Selain itu, Pemprov NTT telah menerima Dana Tunggu Hunian tahap pertama dari Badan Nasional Penanggulangan Bencana (BNPB), yang telah diserahkan kepada pemerintah Kabupaten/Kota.

“Ini merupakan dana tahap pertama yang diberikan untuk memperbaiki rumah warga yang rusak akibat badai seroja. Dan masih ada lagi tahap kedua,” jelasnya.

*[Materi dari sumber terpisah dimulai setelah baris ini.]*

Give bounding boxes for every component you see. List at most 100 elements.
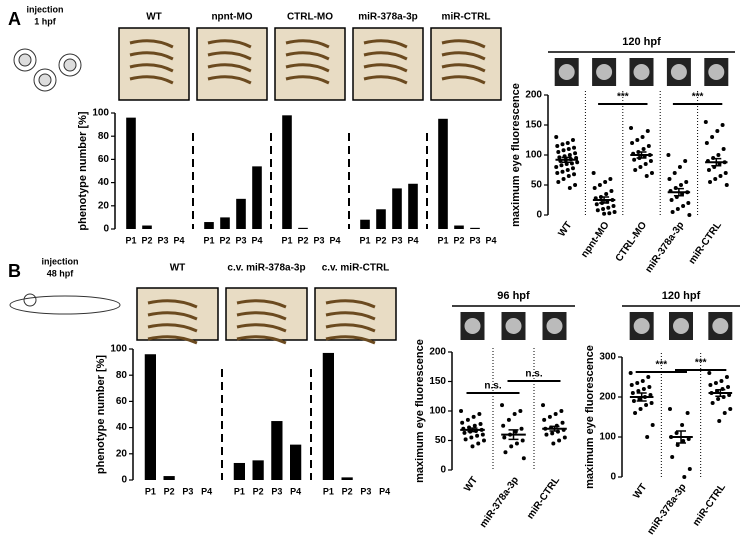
- bar: [408, 183, 418, 229]
- point: [560, 169, 565, 174]
- point: [462, 430, 467, 435]
- point: [573, 151, 578, 156]
- y-tick-label: 0: [103, 224, 109, 235]
- point: [565, 168, 570, 172]
- x-tick-label: P2: [141, 235, 152, 245]
- group-title: CTRL-MO: [287, 12, 333, 23]
- y-tick-label: 200: [429, 347, 446, 358]
- y-tick-label: 60: [98, 154, 110, 165]
- point: [686, 201, 691, 205]
- larva: [236, 299, 287, 309]
- point: [592, 186, 597, 190]
- x-tick-label: miR-378a-3p: [643, 220, 686, 275]
- point: [721, 147, 726, 151]
- x-tick-label: npnt-MO: [579, 220, 612, 260]
- embryo-drawing: [18, 53, 32, 67]
- bar: [376, 209, 386, 229]
- x-tick-label: P4: [201, 486, 212, 496]
- x-tick-label: P1: [359, 235, 370, 245]
- point: [707, 371, 712, 375]
- point: [722, 411, 727, 415]
- point: [724, 183, 729, 187]
- eye-photo: [633, 64, 650, 80]
- larva: [236, 323, 287, 333]
- x-tick-label: WT: [462, 475, 480, 494]
- bar: [204, 222, 214, 229]
- point: [556, 180, 561, 184]
- point: [459, 409, 464, 413]
- point: [471, 414, 476, 419]
- point: [675, 443, 680, 447]
- point: [555, 171, 560, 175]
- bar: [271, 421, 283, 480]
- y-tick-label: 80: [98, 131, 110, 142]
- larva: [147, 335, 198, 345]
- x-tick-label: P2: [375, 235, 386, 245]
- bar: [142, 225, 152, 229]
- point: [541, 403, 546, 408]
- larva: [285, 63, 330, 73]
- point: [561, 177, 566, 181]
- eye-photo: [712, 318, 729, 334]
- x-tick-label: P1: [145, 486, 156, 496]
- x-tick-label: P1: [281, 235, 292, 245]
- x-tick-label: P3: [391, 235, 402, 245]
- point: [476, 441, 481, 446]
- x-tick-label: P2: [219, 235, 230, 245]
- point: [469, 435, 474, 440]
- x-tick-label: P2: [453, 235, 464, 245]
- x-tick-label: miR-378a-3p: [478, 475, 521, 530]
- point: [595, 208, 600, 213]
- group-title: c.v. miR-378a-3p: [227, 263, 305, 274]
- larva: [207, 39, 252, 49]
- point: [566, 174, 571, 178]
- y-axis-label: maximum eye fluorescence: [414, 339, 426, 483]
- y-tick-label: 0: [610, 472, 616, 483]
- point: [562, 435, 567, 440]
- point: [472, 423, 477, 428]
- point: [641, 387, 646, 391]
- larva: [207, 51, 252, 61]
- point: [703, 120, 708, 124]
- x-tick-label: P1: [323, 486, 334, 496]
- y-tick-label: 0: [536, 210, 542, 221]
- point: [591, 171, 596, 175]
- point: [608, 177, 613, 181]
- point: [645, 435, 650, 439]
- bar: [233, 462, 245, 480]
- larva: [325, 335, 376, 345]
- x-tick-label: P1: [203, 235, 214, 245]
- point: [635, 138, 640, 142]
- point: [687, 213, 692, 217]
- group-title: miR-378a-3p: [358, 12, 417, 23]
- point: [575, 160, 580, 165]
- point: [644, 403, 649, 407]
- point: [518, 409, 523, 413]
- y-axis-label: phenotype number [%]: [77, 111, 89, 231]
- point: [559, 163, 564, 168]
- eye-photo: [633, 318, 650, 334]
- point: [629, 383, 634, 387]
- point: [602, 211, 607, 216]
- y-tick-label: 20: [98, 200, 110, 211]
- eye-photo: [596, 64, 613, 80]
- point: [480, 432, 485, 437]
- point: [506, 417, 511, 422]
- injection-note: 1 hpf: [34, 16, 57, 26]
- point: [713, 177, 718, 181]
- y-tick-label: 40: [98, 177, 110, 188]
- point: [644, 174, 649, 178]
- y-tick-label: 200: [525, 90, 542, 101]
- point: [641, 147, 646, 151]
- point: [519, 426, 524, 431]
- bar: [454, 225, 464, 229]
- larva: [325, 311, 376, 321]
- bar: [470, 227, 480, 229]
- larva: [441, 63, 486, 73]
- bar: [282, 115, 292, 229]
- significance-label: ***: [695, 358, 707, 369]
- significance-label: ***: [655, 360, 667, 371]
- error-bar: [673, 187, 684, 197]
- error-bar: [549, 425, 560, 432]
- point: [460, 420, 465, 425]
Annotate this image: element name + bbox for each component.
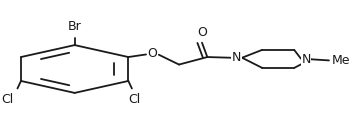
Text: N: N	[232, 51, 241, 64]
Text: Cl: Cl	[128, 93, 141, 106]
Text: Cl: Cl	[2, 93, 14, 106]
Text: O: O	[147, 47, 157, 60]
Text: N: N	[301, 53, 310, 66]
Text: Br: Br	[68, 20, 82, 34]
Text: O: O	[197, 26, 207, 39]
Text: Me: Me	[332, 54, 350, 67]
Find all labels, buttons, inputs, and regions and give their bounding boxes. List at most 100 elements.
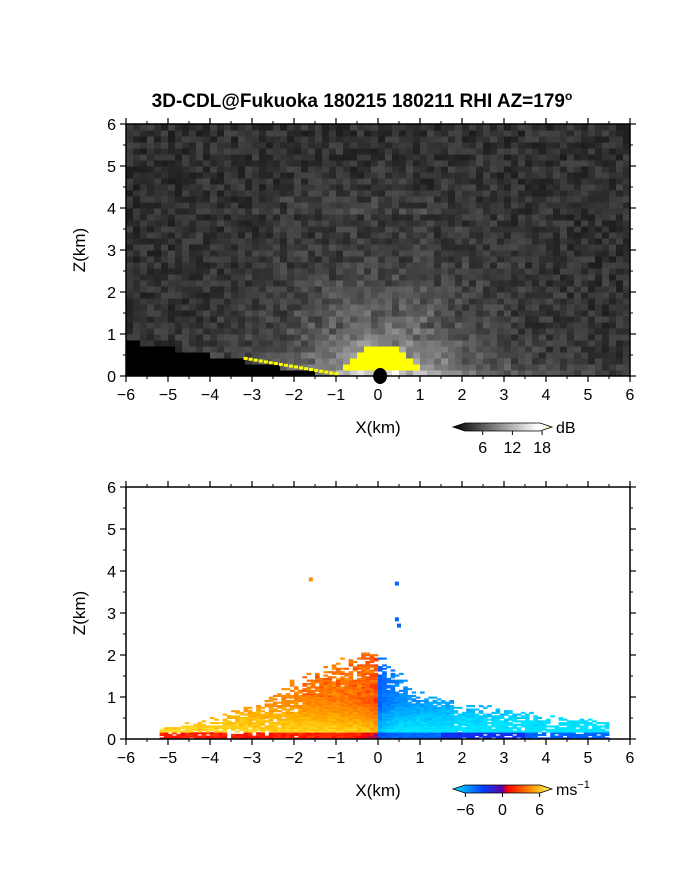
velocity-cell: [483, 723, 488, 726]
reflectivity-cell: [140, 172, 148, 179]
velocity-cell: [222, 735, 228, 738]
reflectivity-cell: [609, 220, 617, 227]
reflectivity-cell: [602, 364, 610, 371]
reflectivity-cell: [196, 124, 204, 131]
velocity-cell: [294, 715, 299, 718]
reflectivity-cell: [266, 304, 274, 311]
velocity-cell: [327, 713, 333, 716]
reflectivity-cell: [595, 130, 603, 137]
reflectivity-cell: [168, 202, 176, 209]
reflectivity-cell: [511, 172, 519, 179]
reflectivity-cell: [301, 196, 309, 203]
reflectivity-cell: [595, 286, 603, 293]
reflectivity-cell: [532, 358, 540, 365]
reflectivity-cell: [448, 292, 456, 299]
reflectivity-cell: [511, 370, 519, 377]
reflectivity-cell: [581, 154, 589, 161]
velocity-cell: [340, 679, 345, 682]
velocity-cell: [403, 715, 408, 718]
velocity-cell: [323, 710, 328, 713]
reflectivity-cell: [364, 244, 372, 251]
velocity-cell: [331, 720, 337, 723]
reflectivity-cell: [329, 238, 337, 245]
reflectivity-cell: [623, 310, 631, 317]
velocity-cell: [289, 716, 295, 720]
reflectivity-cell: [469, 310, 477, 317]
velocity-cell: [319, 732, 324, 735]
reflectivity-cell: [392, 310, 400, 317]
reflectivity-cell: [392, 298, 400, 305]
reflectivity-cell: [126, 160, 134, 167]
velocity-cell: [399, 722, 404, 725]
reflectivity-cell: [455, 154, 463, 161]
reflectivity-cell: [462, 280, 470, 287]
reflectivity-cell: [308, 226, 316, 233]
velocity-cell: [273, 732, 278, 735]
reflectivity-cell: [546, 202, 554, 209]
velocity-cell: [268, 703, 274, 706]
velocity-cell: [226, 727, 232, 730]
reflectivity-cell: [413, 172, 421, 179]
reflectivity-cell: [308, 274, 316, 281]
reflectivity-cell: [525, 316, 533, 323]
reflectivity-cell: [168, 184, 176, 191]
reflectivity-cell: [616, 124, 624, 131]
velocity-cell: [294, 696, 299, 699]
velocity-cell: [382, 708, 387, 711]
velocity-cell: [319, 730, 324, 733]
reflectivity-cell: [392, 274, 400, 281]
velocity-cell: [302, 725, 307, 728]
reflectivity-cell: [623, 148, 631, 155]
reflectivity-cell: [518, 280, 526, 287]
reflectivity-cell: [154, 274, 162, 281]
reflectivity-cell: [448, 280, 456, 287]
reflectivity-cell: [441, 238, 449, 245]
reflectivity-cell: [602, 142, 610, 149]
reflectivity-cell: [623, 136, 631, 143]
velocity-cell: [483, 722, 488, 725]
reflectivity-cell: [588, 364, 596, 371]
velocity-cell: [277, 706, 282, 709]
velocity-cell: [357, 713, 362, 716]
velocity-cell: [390, 689, 396, 692]
reflectivity-cell: [553, 304, 561, 311]
velocity-cell: [449, 723, 454, 726]
velocity-cell: [306, 699, 312, 703]
reflectivity-cell: [560, 190, 568, 197]
velocity-cell: [436, 706, 442, 709]
reflectivity-cell: [441, 160, 449, 167]
reflectivity-cell: [224, 166, 232, 173]
reflectivity-cell: [252, 310, 260, 317]
reflectivity-cell: [224, 250, 232, 257]
velocity-cell: [415, 727, 421, 730]
reflectivity-cell: [336, 316, 344, 323]
reflectivity-cell: [399, 364, 407, 371]
reflectivity-cell: [224, 148, 232, 155]
reflectivity-cell: [343, 364, 351, 371]
reflectivity-cell: [385, 340, 393, 347]
reflectivity-cell: [133, 202, 141, 209]
reflectivity-cell: [231, 214, 239, 221]
reflectivity-cell: [280, 208, 288, 215]
reflectivity-cell: [133, 280, 141, 287]
reflectivity-cell: [140, 136, 148, 143]
reflectivity-cell: [385, 250, 393, 257]
velocity-cell: [394, 728, 400, 731]
reflectivity-cell: [203, 196, 211, 203]
reflectivity-cell: [392, 280, 400, 287]
reflectivity-cell: [161, 262, 169, 269]
velocity-cell: [365, 733, 370, 737]
reflectivity-cell: [553, 256, 561, 263]
velocity-cell: [310, 693, 316, 696]
velocity-cell: [457, 720, 463, 723]
velocity-cell: [378, 711, 383, 714]
reflectivity-cell: [217, 364, 225, 371]
velocity-cell: [474, 722, 480, 725]
reflectivity-cell: [336, 184, 344, 191]
velocity-cell: [184, 730, 190, 733]
reflectivity-cell: [574, 316, 582, 323]
velocity-cell: [394, 730, 400, 733]
reflectivity-cell: [245, 334, 253, 341]
reflectivity-cell: [420, 298, 428, 305]
velocity-cell: [369, 701, 375, 704]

Dia meminta para Bupati dan Wali Kota Kupang untuk segera memasukan data masyarakat yang rumahnya rusak berat, rusak ringan, dan rusak sedang. Karena data yang sudah diterima posko baru berjumlah 14 Kabupaten/Kota.

“Saya harap mereka sudah mendengarkan arahan dari Bapak Gubernur kemarin. Bahwa, batasnya pada hari Jumat besok dan tidak ada kompromi. Jika lewat dari itu, kami tidak akan proses dan silahkan Bupati menggunakan dana APBD II untuk membantu masyarakat,” tegasnya.

Marius juga berharap kepada para kepala daerah untuk merancang desain yang dikerjakan, sebelum masuk masa transisi ke masa rekonstruksi, dan rehabilitasi.